When the coaching start they partnered with the AUT program and Masters students took on the coaching they had a lot of technical skills.

This has changed this year with the the drop out of these Masters students. Baruk has taken on this role.

After talking about it we had a turn. This is my Tinkercad creation.


This innovation is continually evolving. 




GAFE Session 3: iExplore at Ormiston

iExplore-Is a 20% time where students are focusing on their on passion lead iExplore projects. It is meant to be the thing that keeps them coming to school EVERY day.

The idea is when students are engaged in their own progress they will be building their 21st Century skills.

Design thinking
I have been doing design thinking myself in my teacher inquiry and this is what Ormiston is doing for their iExplore time.

The process involves:

  • Identifying a need or opportunity to solve a problem
  • Learning about the problem and people affected
  • Brainstorming lots of potential solutions
  • Making a prototype
  • Getting feedback
  • Modifying the prototype
  • Repeating this process several times.


Students who were here talked about their passion project being how to teach others Empathy. They created video and other content to help others. 

Example:

Problem:
How to get the children tidying up the classroom faster. 
Why is it a problem:
So that we don’t waste as much time at the end of the day.

The Five Whys.. 
I have talked about the five whys in my own Inquiry. This is where as a buddy you as five why questions about the problem. 
 For this they used a clear grid and worked in pairs. A why question might be why does it take so long to tidy up? this might lead to the answer students are talking. Why are they talking etc. 

I find it interesting they are using this design thinking process with kids. I know it has been successful for me as a adult. I would like to try this with my kids. 

Half of the time is spent on thinking about the problem and the thinking behind it. It is a long game and the thing they create is not as important as the process. 

Empathy profile-Empathy is at the heart of the design thinking process. The learners have to put themselves in the shoes of the person/people whose actions you are trying to change. 

This is the template they use: 
The children would go in the middle of this template. Then around the outside I would be identifying why the children mess around instead of tidying up and what motivates them to do this. 

Student then act as the person in their profile this helps them to connect and understand the problem. 

We use HOW MIGHT WE..... Question in inquiry. You can have a whole lesson on questions. Writing good questions is an important part of the learning for our kids. It is so important that the question is specific and answerable. Big question don't help our learners. 
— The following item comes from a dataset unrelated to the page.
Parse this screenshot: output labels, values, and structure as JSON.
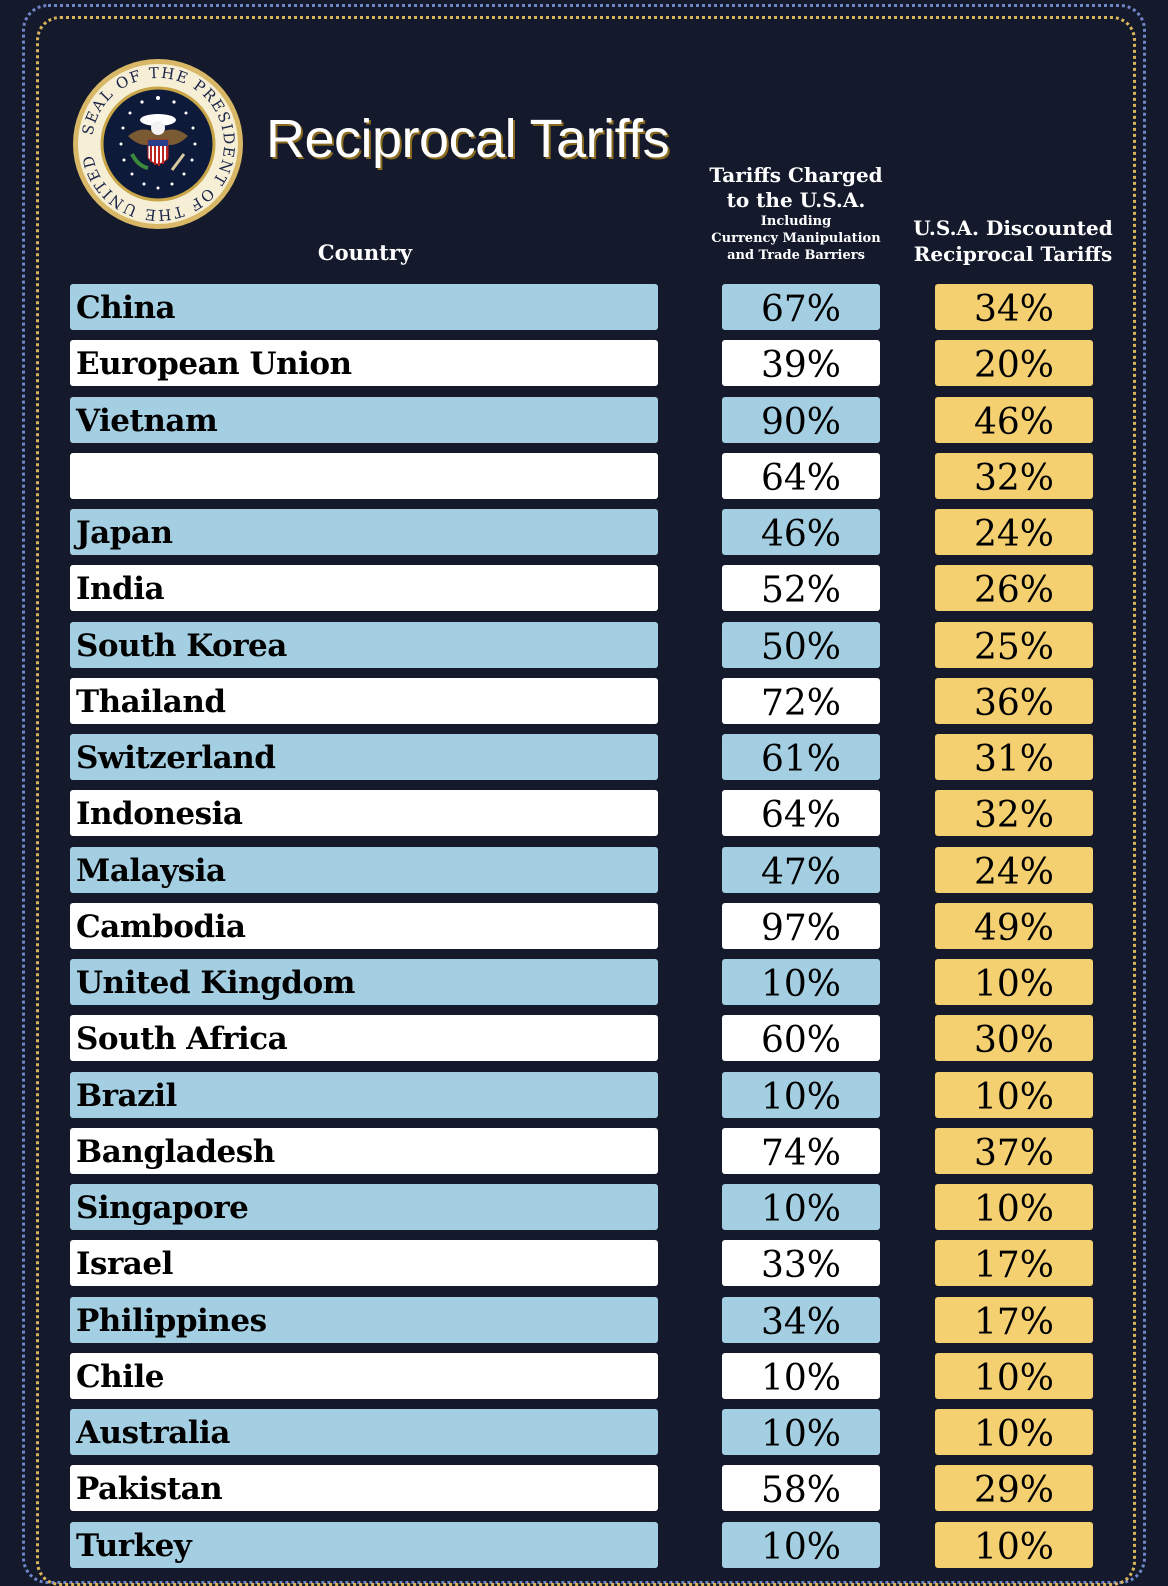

How might we speed up the process of tidying so we can save time in our day?

They then publish their problems with a picture of themself and print them to put in the wall. 
 Remember: Fall in Love with the Problem NOT the solution. 
It is about always bring the focus back to the problem. Having the problem visible helps to the kids to keep coming back to your problems. 
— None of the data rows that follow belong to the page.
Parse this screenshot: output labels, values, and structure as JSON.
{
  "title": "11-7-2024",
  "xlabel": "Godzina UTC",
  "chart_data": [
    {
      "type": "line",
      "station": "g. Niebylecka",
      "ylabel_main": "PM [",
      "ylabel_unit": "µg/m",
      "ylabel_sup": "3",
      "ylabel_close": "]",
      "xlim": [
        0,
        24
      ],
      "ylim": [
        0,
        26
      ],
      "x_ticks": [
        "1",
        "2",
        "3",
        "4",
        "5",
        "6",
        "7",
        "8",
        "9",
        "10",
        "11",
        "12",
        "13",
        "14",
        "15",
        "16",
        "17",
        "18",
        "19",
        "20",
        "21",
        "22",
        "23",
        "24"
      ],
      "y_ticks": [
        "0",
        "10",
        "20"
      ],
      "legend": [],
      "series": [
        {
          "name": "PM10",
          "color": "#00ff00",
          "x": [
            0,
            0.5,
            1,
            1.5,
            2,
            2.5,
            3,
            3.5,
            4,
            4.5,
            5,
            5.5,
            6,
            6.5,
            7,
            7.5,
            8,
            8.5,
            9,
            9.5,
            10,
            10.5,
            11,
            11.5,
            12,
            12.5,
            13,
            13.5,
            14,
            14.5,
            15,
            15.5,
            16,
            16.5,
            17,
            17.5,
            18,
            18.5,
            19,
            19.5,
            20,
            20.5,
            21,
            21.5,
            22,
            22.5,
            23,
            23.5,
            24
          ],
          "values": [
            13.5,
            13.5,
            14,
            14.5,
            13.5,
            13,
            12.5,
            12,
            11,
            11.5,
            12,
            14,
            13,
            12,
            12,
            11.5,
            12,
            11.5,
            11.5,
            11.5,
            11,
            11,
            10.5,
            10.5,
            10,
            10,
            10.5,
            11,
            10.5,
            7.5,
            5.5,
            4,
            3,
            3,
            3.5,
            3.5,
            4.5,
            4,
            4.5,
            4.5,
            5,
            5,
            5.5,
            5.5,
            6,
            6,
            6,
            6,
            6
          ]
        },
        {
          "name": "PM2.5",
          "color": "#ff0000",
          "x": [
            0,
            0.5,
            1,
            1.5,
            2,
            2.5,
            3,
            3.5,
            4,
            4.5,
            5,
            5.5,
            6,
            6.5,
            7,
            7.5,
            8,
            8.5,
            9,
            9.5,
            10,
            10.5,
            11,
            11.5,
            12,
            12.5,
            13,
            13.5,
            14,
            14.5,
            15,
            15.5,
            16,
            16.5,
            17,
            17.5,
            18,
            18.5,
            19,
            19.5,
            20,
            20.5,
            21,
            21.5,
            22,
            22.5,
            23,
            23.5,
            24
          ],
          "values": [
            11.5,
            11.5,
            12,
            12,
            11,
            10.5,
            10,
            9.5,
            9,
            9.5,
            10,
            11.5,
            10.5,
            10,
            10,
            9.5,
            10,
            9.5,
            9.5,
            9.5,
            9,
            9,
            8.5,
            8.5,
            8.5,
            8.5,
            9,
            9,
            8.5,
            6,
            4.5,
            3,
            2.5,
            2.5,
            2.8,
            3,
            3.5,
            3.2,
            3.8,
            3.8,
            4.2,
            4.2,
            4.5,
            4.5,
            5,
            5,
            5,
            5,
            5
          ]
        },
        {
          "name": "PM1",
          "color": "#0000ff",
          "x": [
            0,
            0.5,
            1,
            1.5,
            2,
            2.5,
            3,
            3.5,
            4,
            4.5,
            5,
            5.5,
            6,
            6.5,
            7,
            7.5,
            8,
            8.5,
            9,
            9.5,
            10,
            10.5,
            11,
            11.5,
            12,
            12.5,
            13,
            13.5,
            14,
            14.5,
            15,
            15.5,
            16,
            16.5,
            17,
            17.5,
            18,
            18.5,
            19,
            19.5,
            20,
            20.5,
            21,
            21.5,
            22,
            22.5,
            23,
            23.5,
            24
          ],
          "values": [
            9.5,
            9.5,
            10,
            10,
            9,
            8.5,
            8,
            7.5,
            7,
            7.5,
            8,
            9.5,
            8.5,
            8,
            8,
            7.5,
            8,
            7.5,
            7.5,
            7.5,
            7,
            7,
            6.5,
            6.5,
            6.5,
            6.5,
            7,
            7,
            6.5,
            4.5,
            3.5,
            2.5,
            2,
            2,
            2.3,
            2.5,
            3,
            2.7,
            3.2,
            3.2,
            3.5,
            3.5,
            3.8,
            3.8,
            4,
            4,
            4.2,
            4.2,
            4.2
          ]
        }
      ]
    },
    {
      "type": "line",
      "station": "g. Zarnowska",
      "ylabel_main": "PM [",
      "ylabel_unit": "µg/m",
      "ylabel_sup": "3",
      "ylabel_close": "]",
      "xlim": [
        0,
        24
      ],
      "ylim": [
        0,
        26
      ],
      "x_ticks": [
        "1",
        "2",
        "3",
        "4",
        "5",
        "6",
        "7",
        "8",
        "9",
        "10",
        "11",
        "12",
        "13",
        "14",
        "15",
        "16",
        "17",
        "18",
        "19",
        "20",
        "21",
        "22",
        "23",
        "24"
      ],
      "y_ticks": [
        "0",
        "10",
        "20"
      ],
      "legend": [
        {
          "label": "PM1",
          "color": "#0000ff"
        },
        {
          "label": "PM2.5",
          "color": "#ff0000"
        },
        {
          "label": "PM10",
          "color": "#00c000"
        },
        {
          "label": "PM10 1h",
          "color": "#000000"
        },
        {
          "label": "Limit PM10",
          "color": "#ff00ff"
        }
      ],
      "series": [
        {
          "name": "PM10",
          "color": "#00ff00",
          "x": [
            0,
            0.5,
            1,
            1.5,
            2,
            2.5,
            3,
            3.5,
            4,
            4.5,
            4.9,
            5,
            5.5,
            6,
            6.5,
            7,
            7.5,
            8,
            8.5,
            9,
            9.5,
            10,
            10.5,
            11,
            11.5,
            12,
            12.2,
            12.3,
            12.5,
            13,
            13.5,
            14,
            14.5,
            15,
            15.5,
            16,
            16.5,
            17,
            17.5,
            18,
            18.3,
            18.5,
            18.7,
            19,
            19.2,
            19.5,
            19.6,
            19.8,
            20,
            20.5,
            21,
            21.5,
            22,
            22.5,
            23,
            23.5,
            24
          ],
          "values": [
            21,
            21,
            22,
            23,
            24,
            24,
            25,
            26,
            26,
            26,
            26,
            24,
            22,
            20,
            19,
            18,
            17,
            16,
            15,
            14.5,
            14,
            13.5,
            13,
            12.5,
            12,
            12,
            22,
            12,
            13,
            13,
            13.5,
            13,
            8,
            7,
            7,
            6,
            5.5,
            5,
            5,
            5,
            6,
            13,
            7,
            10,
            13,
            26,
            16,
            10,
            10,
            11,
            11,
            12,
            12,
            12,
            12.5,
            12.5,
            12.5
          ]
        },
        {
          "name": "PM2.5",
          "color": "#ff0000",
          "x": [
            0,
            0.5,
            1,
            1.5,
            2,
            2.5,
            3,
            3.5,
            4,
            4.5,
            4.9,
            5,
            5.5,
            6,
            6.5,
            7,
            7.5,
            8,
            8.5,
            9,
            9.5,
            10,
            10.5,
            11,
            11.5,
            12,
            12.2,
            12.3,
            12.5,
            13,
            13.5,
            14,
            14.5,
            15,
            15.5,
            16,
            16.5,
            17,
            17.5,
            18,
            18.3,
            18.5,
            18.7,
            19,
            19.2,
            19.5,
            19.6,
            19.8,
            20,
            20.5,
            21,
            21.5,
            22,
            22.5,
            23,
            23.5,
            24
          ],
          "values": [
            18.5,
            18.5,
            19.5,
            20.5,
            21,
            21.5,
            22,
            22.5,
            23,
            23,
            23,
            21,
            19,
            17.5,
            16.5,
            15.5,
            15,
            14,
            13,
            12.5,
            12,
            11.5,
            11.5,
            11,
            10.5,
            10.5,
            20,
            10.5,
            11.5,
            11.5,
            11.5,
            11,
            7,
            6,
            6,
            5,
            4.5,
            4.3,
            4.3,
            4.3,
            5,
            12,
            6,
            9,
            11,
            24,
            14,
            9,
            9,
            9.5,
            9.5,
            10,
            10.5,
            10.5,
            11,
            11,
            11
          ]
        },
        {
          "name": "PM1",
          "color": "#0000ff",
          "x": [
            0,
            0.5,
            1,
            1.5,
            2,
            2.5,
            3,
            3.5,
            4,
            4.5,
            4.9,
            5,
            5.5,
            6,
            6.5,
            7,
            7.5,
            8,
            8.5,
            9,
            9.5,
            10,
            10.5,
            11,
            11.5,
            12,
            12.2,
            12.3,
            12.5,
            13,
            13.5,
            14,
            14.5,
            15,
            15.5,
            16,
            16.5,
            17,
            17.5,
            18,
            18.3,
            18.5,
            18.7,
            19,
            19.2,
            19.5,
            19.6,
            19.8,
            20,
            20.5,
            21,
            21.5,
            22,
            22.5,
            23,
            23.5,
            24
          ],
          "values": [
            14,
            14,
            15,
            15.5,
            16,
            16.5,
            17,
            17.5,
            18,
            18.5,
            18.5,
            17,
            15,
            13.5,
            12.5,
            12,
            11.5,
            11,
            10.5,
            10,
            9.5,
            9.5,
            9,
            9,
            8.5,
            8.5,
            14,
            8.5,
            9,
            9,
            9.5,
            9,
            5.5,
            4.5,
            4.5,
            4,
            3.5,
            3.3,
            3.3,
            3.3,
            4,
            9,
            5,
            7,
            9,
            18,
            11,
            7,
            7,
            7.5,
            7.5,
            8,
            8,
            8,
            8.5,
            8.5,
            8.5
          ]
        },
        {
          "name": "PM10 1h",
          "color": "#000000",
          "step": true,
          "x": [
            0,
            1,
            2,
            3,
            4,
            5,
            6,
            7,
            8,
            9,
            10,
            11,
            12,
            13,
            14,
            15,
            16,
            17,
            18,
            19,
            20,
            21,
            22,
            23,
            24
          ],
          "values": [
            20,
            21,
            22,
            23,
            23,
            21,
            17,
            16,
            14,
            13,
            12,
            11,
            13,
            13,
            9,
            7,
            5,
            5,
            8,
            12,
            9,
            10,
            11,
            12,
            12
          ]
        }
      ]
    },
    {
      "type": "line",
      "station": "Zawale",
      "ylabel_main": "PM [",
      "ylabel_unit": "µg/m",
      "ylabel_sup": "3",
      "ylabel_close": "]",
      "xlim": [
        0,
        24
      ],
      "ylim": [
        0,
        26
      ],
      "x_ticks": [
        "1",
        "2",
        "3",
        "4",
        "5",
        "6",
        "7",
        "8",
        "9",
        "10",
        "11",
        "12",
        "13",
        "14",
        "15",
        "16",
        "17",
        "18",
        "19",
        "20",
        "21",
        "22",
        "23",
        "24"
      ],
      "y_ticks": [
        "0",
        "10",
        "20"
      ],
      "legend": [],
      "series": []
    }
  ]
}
In this activity, is like the crazy 8s you can see in this blog post. They say that they give them 40 sec for each square. You can give them ideas if they get really stuck. 

Once they focus on one or some idea form a plan and get feedback on your storyboard. 

They then list every single step they are going to take on a post it note. Then they put it in order of what they are going to do. They students who do this well had a much more successful process. 

They begin prototyping. Revising their prototype and considering how this will look in its finished form. They get feedback from others to help them develop their prototype. 

They then think how will be share our project? 

Feedback-They have their feedback grid which they use to get feedback on their project. 

One of the great things I have noticed about this process is the huge amount of feedback.